Atatürk’ün 1923’teki medeni nikâhı, 1926’daki Medeni Kanun’un ilk işareti gibiydi.

HAZIRLANMA SÜRECİ

Kurtuluş Savaşı’nın hemen ardından, 1923’te, Adalet Bakanlığı iki komisyon kurdu. Bu komisyonlara, İslam fıkhına dayanarak bir Medeni Kanun hazırlama görevi verildi. Ancak bu komisyonların hazırladığı şeriata (dini hukuka) dayalı Medeni Kanun tasarısı beğenilmedi. 1923’te Cumhuriyetin ilanı, 1924’te halifeliğin, Şeriye (Din) ve Evkaf (Vakıflar) Bakanlığı’nın kaldırılması, şeri (dini) mahkemelerin kapatılması üzerine, 1924’te bu komisyonlar yenileriyle değiştirildi. Çünkü Atatürk, laik bir ulus devlet kuruyordu. Bu yeni devletin yepyeni çağdaş kanunlara ihtiyacı vardı. Atatürk, 1 Mart 1924’teki Meclis konuşmasında kanunların çağdaşlaştırılmasını istedi.

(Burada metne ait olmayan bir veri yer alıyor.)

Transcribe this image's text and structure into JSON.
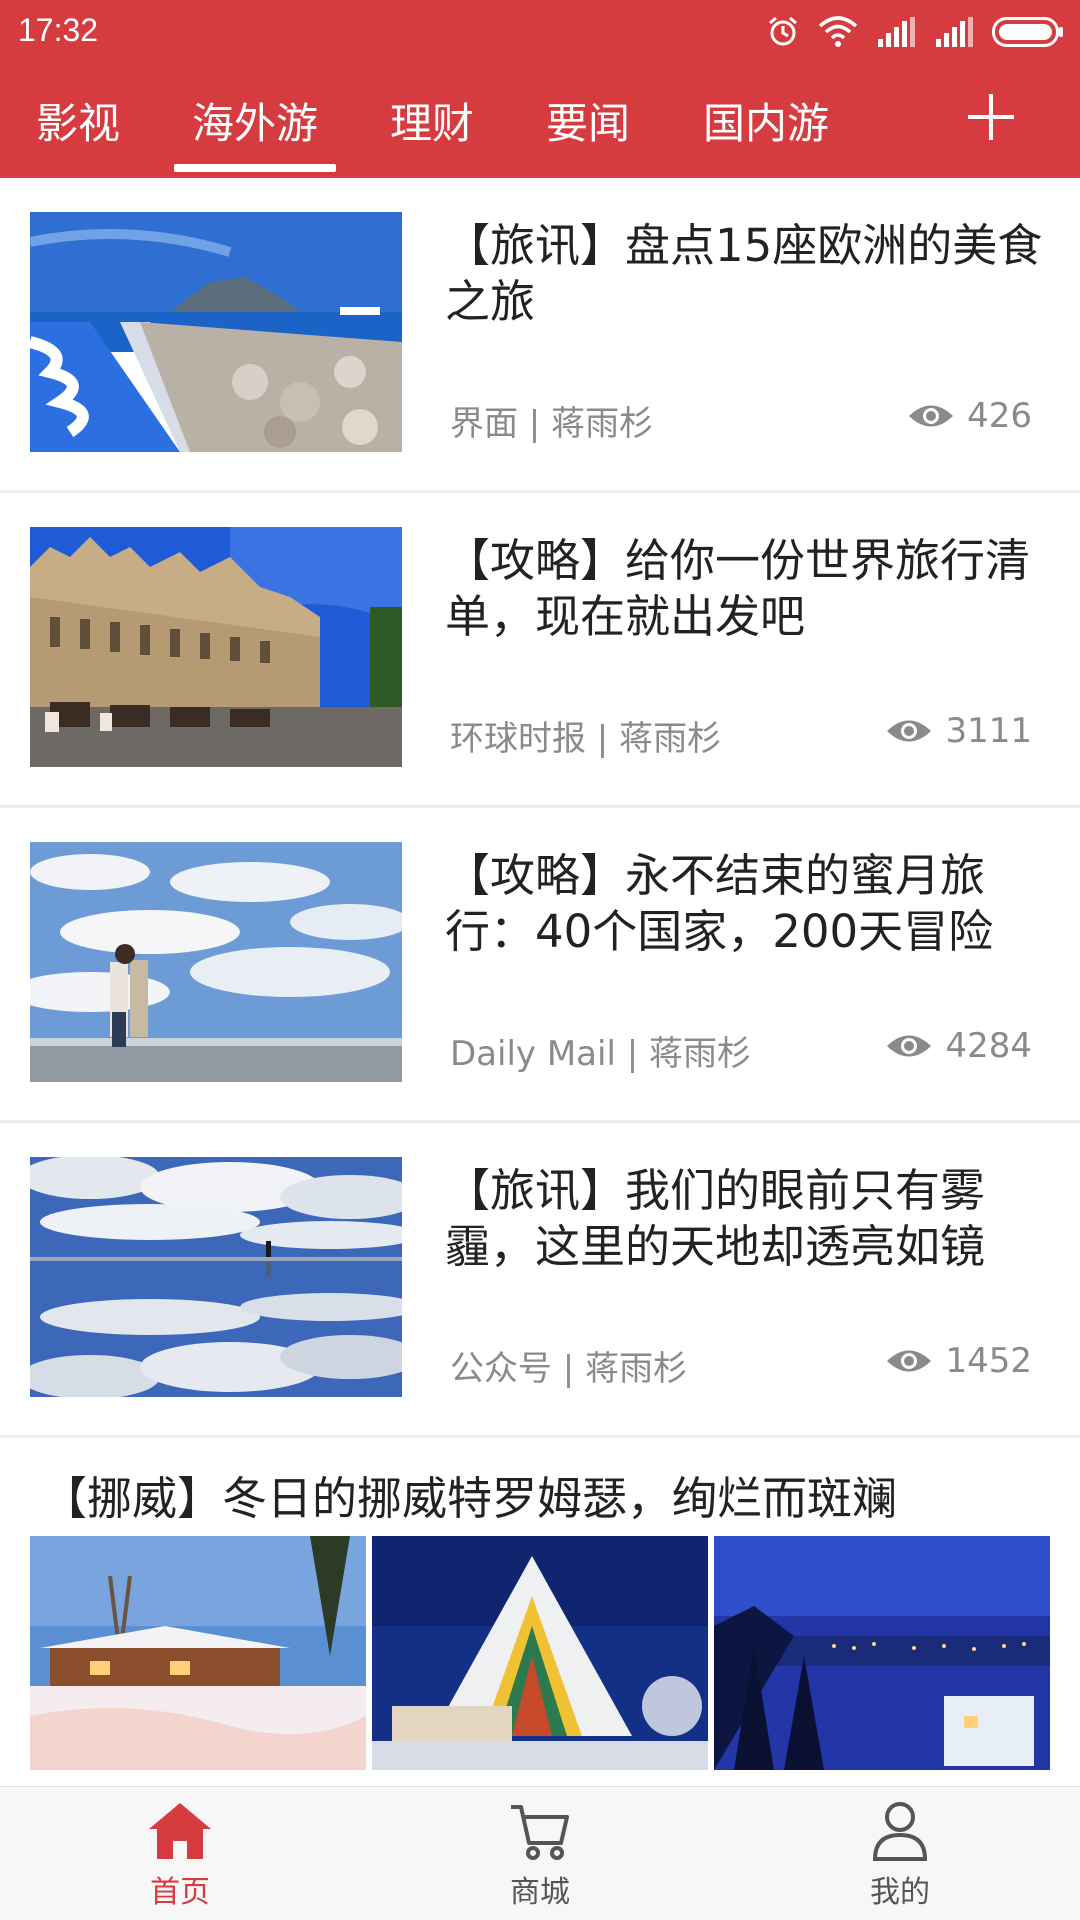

Atatürk, çağdaş kanunları uygulayacak çağdaş hukukçular yetiştirmek istiyordu. Bu amaçla 5 Kasım 1925’te Ankara Hukuk Mektebi’ni açtı. Atatürk, orada yaptığı konuşmada, eski dini hukuka son verip yeni/laik hukuku kabul edeceklerini söyledi: “Millet, dini ve mezhebi bağ yerine Türk milliyeti bağıyla fertlerini toplamıştır... Cumhuriyet Türkiye’sinde eski yaşam kuralları, eski hukuk yerine yeni yaşam kurallarının ve yeni hukukun geçmiş bulunması bugün hiç duraksamadan kabul edilecek bir oldubittidir... Büsbütün yeni kanunlar getirerek eski hukuki esasları temelinden kaldırmak teşebbüsündeyiz…”  

Atatürk’ün isteğiyle çağdaş bir Medeni Kanun için çalışmalara başlandı. Adalet Bakanı Mahmut Esat (Bozkurt) başkanlığında 26 uzmandan oluşan bir komisyon kuruldu. Bu komisyon, dünyadaki medeni kanunları inceledi. Fransız Kanunu’nu eski, Alman Kanunu’nu eksik ve karışık bulan komisyon, yeni, yalın, anlaşılır, modern ve demokratik özelliklere sahip ve hâkime geniş takdir yetkisi veren “İsviçre Medeni Kanunu”nda karar kıldı. 1874-1876 arasında Almanya’da hazırlanan medeni kanundan alınıp 1912’de İsviçre’de yürürlüğe giren bu kanun, o zamanın dünyasında en son hazırlanmış, en çağdaş medeni kanundu. Bu nedenle Türkiye’den önce Japonya’da, Türkiye’den sonra Çin’de medeni kanunun temelini oluşturmuştu. (Niyazi Berkes, Türkiye’de Çağdaşlaşma, s. 530; Gülnihal Bozkurt, “Atatürk’ün Hukuk Alanına Getirdikleri”, Atatürk Araştırma Kurumu Atatürk Araştırma Merkezi, 2007).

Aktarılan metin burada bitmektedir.